Objective Abiotic stresses such as drought and salt seriously affect the growth and development of plants. Previous studies showed that histidine kinase played an important role during the process of plants responsing to abiotic stresses. In this study, we analyzed the expression of histidine kinase gene (PaHK3a) in roots, stems and leaves of poplar ‘84K’ (Poplus alba × P. glandulosa ‘84K’). And the expression of PaHK3a in leaves of in vitro ‘84K’ plants under various plant hormones and abiotic stresses was also detected. Together with the malondialdehyde (MDA) contents, superoxide dismutase (SOD) and peroxidase (POD) activities in leaves of poplar ‘84K’ in green house, the function of PaHK3a was preliminary proposed. The results in this study laid a foundation for molecular breeding of poplar for resistance.
Method Using in vitro poplar ‘84K’ as materials, the expression of PaHK3a gene in different organs, under plant hormone treatments (10 mmol/L ABA, 10 mmol/L 6-BA, 10 mmol/L IBA, 10 mmol/L GA3 and 10 mmol/L SA) and various abiotic stress conditions (42 ℃, 0 ℃, 200 mmol/L NaCl, and 5% PEG6000), was analyzed by qRT-PCR. Meanwhile, the expression of PaHK3a in leaves of green house grown poplar ‘84K’ plants under drought (6, 8, 10 d) and salt stress (2, 4, 6 d) was also detected, and the MDA contents, SOD and POD activities were measured, and the correlation between expression of PaHK3a gene and physiological indicators was analyzed to determine the function of PaHK3a preliminarily.
Result The expression of PaHK3a gene was highest in leaves, medium in roots and lowest in stems. The qRT-PCR results showed that the transcriptional levels of PaHK3a gene were about 2.63, 1.49, 1.54, 1.58 times of control, respectively under 42 ℃, 0 ℃, 200 mmol/L NaCl, and 5% PEG treatments. Under IBA treatment, the transcripts of PaHK3a were not significantly different from control. The expression of PaHK3a was down-regulated under the treatments of 6-BA, ABA, GA3 and SA, respectively.

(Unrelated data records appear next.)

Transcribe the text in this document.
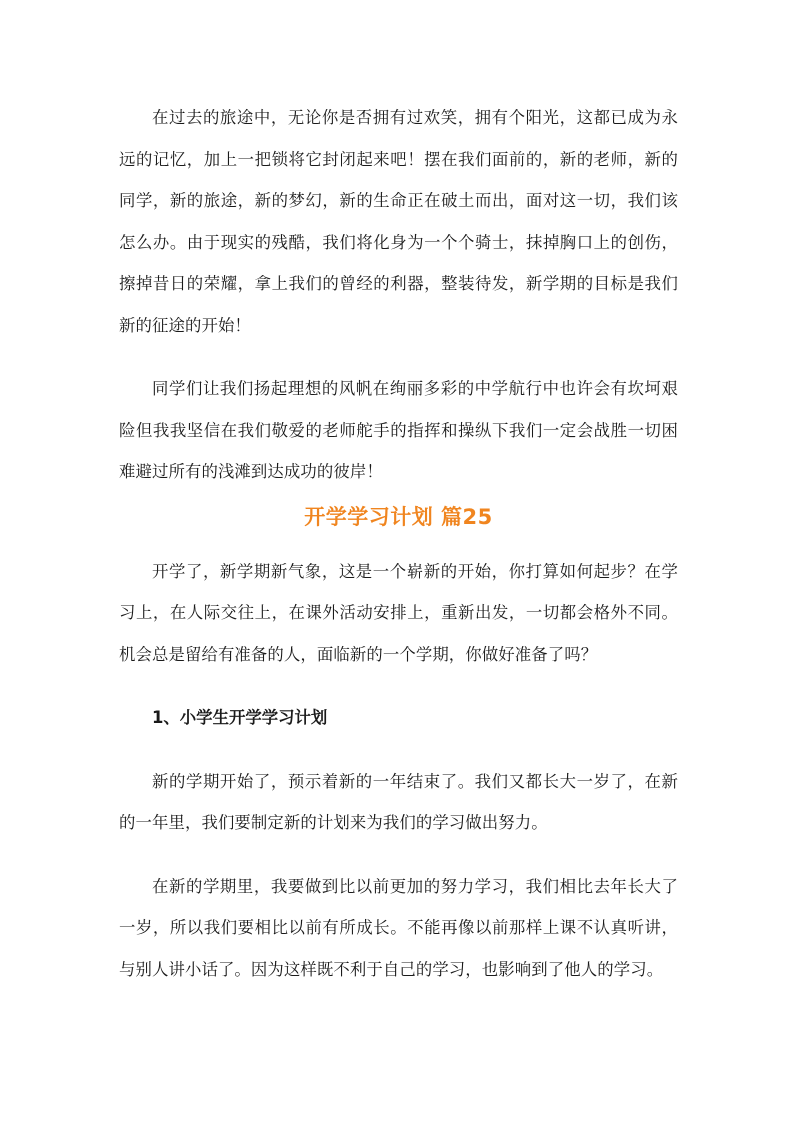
在过去的旅途中，无论你是否拥有过欢笑，拥有个阳光，这都已成为永远的记忆，加上一把锁将它封闭起来吧！摆在我们面前的，新的老师，新的同学，新的旅途，新的梦幻，新的生命正在破土而出，面对这一切，我们该怎么办。由于现实的残酷，我们将化身为一个个骑士，抹掉胸口上的创伤，擦掉昔日的荣耀，拿上我们的曾经的利器，整装待发，新学期的目标是我们新的征途的开始！

同学们让我们扬起理想的风帆在绚丽多彩的中学航行中也许会有坎坷艰险但我我坚信在我们敬爱的老师舵手的指挥和操纵下我们一定会战胜一切困难避过所有的浅滩到达成功的彼岸！

开学学习计划 篇25

开学了，新学期新气象，这是一个崭新的开始，你打算如何起步？在学习上，在人际交往上，在课外活动安排上，重新出发，一切都会格外不同。机会总是留给有准备的人，面临新的一个学期，你做好准备了吗？

1、小学生开学学习计划

新的学期开始了，预示着新的一年结束了。我们又都长大一岁了，在新的一年里，我们要制定新的计划来为我们的学习做出努力。

在新的学期里，我要做到比以前更加的努力学习，我们相比去年长大了一岁，所以我们要相比以前有所成长。不能再像以前那样上课不认真听讲，与别人讲小话了。因为这样既不利于自己的学习，也影响到了他人的学习。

At different stress times of drought and salt treatment, the PaHK3a gene in leaves of greenhouse grown ‘84K’ plants increased significantly, with the style of increased first and then decreased; and the MDA content in leaves also had the similar style. SOD and POD activity were measured in drought and high salt, MDA content increased first and then decreased; SOD activity in leaves increased constantly during drought and salt stresses, and POD activity first increased and then decreased under drought stress, while increased constantly during salt stress. The correlation analysis between physiological indexes and PaHK3a gene expression found that under drought and salt stress, the expression of PaHK3a gene was positively correlated with MDA content, SOD activity and POD activity in leaves.
Conclusion The PaHK3a was expressed in roots, stems and leaves of poplar ‘84K’, with highest expression in leaves. The expression of PaHK3a was down-regulated by exogenous cytokinin (6-BA, GA3) and stress related plant hormones (ABA, SA), and up-regulated by temperature, salt and drought stresses. During the process of drought and salt stresses, the expression of PaHK3a increased significantly, with the increase of MDA content, SOD activity and POD activity, and it was positively correlated with MDA content, SOD activity and POD activity in leaves. Our results indicate that PaHK3a is involved in the response of poplar to plant hormones and plays an important role in poplar response to abiotic stresses.